Until last fall, when the price decline gathered momentum, the oil giants were operating at full throttle, pumping out more petroleum every day.  They did so, of course, in part to profit from the high prices.  For most of the previous six years, Brent crude, the international benchmark for crude oil, had been selling at $100 or higher.  But Big Oil was also operating according to a business model that assumed an ever-increasing demand for its products, however costly they might be to produce and refine.  This meant that no fossil fuel reserves, no potential source of supply — no matter how remote or hard to reach, how far offshore or deeply buried, how encased in rock — was deemed untouchable in the mad scramble to increase output and profits.

In recent years, this output-maximizing strategy had, in turn, generated historic wealth for the giant oil companies.  Exxon, the largest U.S.-based oil firm, earned an eye-popping $32.6 billion in 2013 alone, more than any other American company except for Apple.  Chevron, the second biggest oil firm, posted earnings of $21.4 billion that same year.  State-owned companies like Saudi Aramco and Russia’s Rosneft also reaped mammoth profits.

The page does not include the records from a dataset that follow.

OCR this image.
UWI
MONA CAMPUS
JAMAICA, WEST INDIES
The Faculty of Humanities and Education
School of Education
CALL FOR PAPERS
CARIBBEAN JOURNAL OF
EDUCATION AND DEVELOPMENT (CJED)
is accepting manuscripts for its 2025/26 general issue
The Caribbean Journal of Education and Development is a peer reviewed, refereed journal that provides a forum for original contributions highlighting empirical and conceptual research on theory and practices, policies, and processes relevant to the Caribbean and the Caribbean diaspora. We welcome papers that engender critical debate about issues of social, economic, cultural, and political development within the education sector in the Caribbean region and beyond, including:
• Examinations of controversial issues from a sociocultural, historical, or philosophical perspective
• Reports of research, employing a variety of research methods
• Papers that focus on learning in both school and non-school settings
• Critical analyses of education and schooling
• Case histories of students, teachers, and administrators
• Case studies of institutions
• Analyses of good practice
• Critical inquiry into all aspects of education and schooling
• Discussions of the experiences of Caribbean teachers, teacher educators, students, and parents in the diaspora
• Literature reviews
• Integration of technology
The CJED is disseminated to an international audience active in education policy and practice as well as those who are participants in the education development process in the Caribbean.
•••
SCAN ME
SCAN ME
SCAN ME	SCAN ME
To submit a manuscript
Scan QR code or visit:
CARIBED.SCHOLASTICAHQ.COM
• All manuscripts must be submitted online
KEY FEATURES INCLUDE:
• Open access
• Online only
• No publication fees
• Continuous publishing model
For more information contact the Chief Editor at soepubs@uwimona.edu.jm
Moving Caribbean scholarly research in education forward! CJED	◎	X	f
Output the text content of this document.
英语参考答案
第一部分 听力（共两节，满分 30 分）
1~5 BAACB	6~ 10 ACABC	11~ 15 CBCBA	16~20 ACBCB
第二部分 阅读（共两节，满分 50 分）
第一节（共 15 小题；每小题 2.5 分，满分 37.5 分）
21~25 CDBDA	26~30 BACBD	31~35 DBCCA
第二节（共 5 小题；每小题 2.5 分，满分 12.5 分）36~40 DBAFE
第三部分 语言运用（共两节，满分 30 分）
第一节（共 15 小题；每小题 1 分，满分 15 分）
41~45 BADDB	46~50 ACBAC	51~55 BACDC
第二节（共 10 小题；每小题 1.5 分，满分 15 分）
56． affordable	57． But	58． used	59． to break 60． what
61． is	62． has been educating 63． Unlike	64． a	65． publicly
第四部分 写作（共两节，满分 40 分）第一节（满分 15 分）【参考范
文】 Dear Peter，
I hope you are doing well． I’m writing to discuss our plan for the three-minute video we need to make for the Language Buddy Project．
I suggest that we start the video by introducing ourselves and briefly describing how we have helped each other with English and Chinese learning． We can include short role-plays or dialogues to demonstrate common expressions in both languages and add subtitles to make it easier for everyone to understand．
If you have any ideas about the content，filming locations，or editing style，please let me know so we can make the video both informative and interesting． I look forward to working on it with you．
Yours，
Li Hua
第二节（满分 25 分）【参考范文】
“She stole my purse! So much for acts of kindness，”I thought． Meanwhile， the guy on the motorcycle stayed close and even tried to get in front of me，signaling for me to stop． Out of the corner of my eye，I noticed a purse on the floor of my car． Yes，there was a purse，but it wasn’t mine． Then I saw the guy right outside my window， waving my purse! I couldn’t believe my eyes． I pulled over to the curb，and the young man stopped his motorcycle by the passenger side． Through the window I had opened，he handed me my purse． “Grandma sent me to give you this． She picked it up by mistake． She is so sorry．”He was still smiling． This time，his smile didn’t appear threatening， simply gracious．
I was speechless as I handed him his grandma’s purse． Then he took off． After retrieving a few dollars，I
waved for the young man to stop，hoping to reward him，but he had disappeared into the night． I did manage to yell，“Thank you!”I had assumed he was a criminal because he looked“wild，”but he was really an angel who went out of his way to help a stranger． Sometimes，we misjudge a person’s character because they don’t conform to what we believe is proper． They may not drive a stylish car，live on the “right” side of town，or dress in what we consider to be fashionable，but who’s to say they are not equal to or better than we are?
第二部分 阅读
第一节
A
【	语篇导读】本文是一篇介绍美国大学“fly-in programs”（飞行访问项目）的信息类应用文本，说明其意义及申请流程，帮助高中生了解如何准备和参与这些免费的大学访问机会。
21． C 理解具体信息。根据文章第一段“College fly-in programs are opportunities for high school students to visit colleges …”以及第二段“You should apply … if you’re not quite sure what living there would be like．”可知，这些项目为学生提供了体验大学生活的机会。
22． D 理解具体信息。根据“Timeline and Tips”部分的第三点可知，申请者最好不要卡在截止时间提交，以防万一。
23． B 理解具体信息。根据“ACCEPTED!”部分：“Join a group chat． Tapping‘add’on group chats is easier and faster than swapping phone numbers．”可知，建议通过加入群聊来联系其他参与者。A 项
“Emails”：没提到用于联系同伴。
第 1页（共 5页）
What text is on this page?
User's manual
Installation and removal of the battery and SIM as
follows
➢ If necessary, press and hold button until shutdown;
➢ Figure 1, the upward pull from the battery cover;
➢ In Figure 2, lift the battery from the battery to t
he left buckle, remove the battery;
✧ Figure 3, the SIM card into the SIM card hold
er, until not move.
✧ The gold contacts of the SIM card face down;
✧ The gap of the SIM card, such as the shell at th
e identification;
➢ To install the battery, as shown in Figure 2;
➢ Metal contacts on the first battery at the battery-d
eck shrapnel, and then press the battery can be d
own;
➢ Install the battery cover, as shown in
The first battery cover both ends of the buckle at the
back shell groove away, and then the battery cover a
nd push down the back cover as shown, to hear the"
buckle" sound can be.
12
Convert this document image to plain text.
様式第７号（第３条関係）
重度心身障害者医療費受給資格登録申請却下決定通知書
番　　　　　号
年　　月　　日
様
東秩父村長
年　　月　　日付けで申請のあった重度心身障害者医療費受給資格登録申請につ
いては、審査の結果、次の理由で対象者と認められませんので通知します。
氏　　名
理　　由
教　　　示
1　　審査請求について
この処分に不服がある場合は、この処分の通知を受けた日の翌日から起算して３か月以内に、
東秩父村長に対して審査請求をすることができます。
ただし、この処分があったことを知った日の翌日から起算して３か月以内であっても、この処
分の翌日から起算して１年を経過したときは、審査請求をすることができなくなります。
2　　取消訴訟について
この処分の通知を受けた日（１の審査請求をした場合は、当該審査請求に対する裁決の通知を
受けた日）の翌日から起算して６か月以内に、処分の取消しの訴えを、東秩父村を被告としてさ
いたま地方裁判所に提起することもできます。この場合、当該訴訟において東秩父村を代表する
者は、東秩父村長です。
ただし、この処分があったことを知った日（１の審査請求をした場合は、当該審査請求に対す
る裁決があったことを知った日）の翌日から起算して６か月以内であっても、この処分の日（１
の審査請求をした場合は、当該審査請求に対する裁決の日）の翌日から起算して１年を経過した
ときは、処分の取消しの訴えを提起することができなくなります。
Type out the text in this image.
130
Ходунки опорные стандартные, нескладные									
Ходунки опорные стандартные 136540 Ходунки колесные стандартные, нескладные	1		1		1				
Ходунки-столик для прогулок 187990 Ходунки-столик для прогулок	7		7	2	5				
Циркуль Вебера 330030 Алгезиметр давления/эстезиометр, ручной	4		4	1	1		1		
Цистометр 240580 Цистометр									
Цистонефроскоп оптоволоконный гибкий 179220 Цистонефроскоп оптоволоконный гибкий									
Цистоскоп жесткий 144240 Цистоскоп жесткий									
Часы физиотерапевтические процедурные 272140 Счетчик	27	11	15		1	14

How things have changed in a matter of mere months.  With demand stagnant and excess production the story of the moment, the very strategy that had generated record-breaking profits has suddenly become hopelessly dysfunctional.

To fully appreciate the nature of the energy industry’s predicament, it’s necessary to go back a decade to 2005, when the production-maximizing strategy was first adopted.  At that time, Big Oil faced a critical juncture.  On the one hand, many existing oil fields were being depleted at a torrid pace, leading experts to predict an imminent “peak” in global oil production, followed by an irreversible decline; on the other, rapid economic growth in China, India, and other developing nations was pushing demand for fossil fuels into the stratosphere.  In those same years, concern over climate change was also beginning to gather momentum, threatening the future of Big Oil and generating pressures to invest in alternative forms of energy.